A emigração no século XIX a Suécia chegou a ter uma taxa de crescimento populacional de 1,2% ao ano, que lhe permitiu dobrar de população em 60 anos. Este fenômeno ocorreu antes da Revolução Industrial, e teve como conseqüência a pauperização da população rural, forçando muitos suecos a emigrar, principalmente para os Estados Unidos. Hoje, com o país bastante industrializado, a taxa de crescimento anual da população é de 1.2‰ ou 0,1% ao ano, e dá-se um fenômeno inverso, ou seja, há recebimento de imigrantes.

Imigração

Imigrantes na Suécia
Origem Nascidos no estrangeiro
residentes no país
(2004)
Finlândia 186.600
Sérvia e Montenegro 74.600
Iraque 70.000
Bósnia e Herzegovina 54.500
Irã 54.000
Noruega 45.000
Polônia 43.500
Dinamarca 41.700
Alemanha 40.800
Turquia 35.000
Chile 27.700
Líbano 21.100
Reino Unido 16.800
Tailândia 16.300
Síria 16.200
Estados Unidos 15.300
Somália 15.300
Hungria 13.700
Índia 12.900
Romênia 12.500
Vietname 12.000
República Popular da China 11.900
Etiópia 11.200
Grécia 10.800
Resto da Escandinávia 277.100
Europa Ocidental 106.400
Europa Oriental 326.100
Ex-URSS 37.800
Oriente Médio 223.700
Resto da Ásia 91.700
África sub-saariana 51.000
América do Norte 26.500
América do Sul 55.500
Oceania 3,500
Total de nascidos no estrangeiro 1.199.300
Dados de Dezembro de 2004

Em 2004 13,3% da população da Suécia tinha nascido no estrangeiro, um número bastante elevado. A sociedade sueca não teve tempo, ao contrário dos países que tradicionalmente recebem imigrantes, tais como os Estados Unidos e a Austrália, de adaptar suas leis e cultura para esta nova situação.

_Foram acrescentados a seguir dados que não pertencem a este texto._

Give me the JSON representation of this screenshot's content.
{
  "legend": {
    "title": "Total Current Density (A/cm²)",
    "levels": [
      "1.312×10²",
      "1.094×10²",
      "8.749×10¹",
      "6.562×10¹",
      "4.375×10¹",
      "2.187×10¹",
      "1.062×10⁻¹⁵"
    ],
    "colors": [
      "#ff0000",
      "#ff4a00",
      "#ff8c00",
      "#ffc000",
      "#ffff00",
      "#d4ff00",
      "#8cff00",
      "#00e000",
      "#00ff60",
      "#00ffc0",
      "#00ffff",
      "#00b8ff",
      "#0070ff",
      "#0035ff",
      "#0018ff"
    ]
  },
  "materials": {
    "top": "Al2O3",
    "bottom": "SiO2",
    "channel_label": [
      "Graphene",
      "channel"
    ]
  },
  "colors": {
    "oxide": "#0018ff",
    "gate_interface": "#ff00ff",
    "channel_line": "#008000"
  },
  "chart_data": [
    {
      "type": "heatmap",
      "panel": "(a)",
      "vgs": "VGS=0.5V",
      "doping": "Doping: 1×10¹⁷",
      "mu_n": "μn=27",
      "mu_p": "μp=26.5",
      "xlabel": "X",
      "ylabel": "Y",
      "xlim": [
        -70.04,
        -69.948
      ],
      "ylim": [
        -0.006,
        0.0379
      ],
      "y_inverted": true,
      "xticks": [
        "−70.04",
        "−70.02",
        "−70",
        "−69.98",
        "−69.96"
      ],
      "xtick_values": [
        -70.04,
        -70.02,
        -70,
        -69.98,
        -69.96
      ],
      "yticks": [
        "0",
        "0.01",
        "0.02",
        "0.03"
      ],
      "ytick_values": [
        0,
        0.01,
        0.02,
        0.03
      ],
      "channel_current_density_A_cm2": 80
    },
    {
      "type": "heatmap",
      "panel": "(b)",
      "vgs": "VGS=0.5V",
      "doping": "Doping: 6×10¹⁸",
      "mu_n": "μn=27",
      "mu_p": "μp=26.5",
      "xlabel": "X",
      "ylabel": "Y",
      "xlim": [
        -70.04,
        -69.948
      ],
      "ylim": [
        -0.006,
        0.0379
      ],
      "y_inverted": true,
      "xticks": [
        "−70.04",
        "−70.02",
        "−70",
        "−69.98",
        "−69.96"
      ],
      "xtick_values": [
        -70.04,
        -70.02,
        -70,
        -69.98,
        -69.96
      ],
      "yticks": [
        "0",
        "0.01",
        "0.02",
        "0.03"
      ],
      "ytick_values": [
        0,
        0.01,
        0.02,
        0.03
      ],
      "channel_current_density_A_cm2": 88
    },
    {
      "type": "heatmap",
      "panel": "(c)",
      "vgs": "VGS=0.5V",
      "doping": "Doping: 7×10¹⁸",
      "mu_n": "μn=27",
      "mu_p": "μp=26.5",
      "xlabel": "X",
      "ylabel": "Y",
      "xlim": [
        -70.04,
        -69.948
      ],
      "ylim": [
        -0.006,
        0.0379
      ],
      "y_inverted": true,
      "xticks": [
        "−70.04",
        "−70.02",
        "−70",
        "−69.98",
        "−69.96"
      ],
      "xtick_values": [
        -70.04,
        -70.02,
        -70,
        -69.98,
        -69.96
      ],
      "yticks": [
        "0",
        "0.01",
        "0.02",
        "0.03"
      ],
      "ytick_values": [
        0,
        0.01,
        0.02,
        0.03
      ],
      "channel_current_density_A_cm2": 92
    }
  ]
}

A imigração cresceu de modo marcante com a Segunda Guerra Mundial. Na época, 70 mil crianças foram evacuadas da Finlândia para a Suécia, fugindo do conflito. Deste total, 15 mil permaneceram no país.

Até 1973 a entrada de imigrantes como força de trabalho predominou, tendo seu ápice no final da década de 1960. O maior grupo de imigrantes era o dos vizinhos finlandeses, seguido de pessoas oriundas da antiga Iugoslávia.

A Suécia, por sua política acolhedora de estrangeiros, teve um aumento na imigração de refugiados e perseguidos políticos de países como o Irã, Vietnã, Chile (durante a ditadura de Augusto Pinochet), Hungria, e também de palestinos e curdos.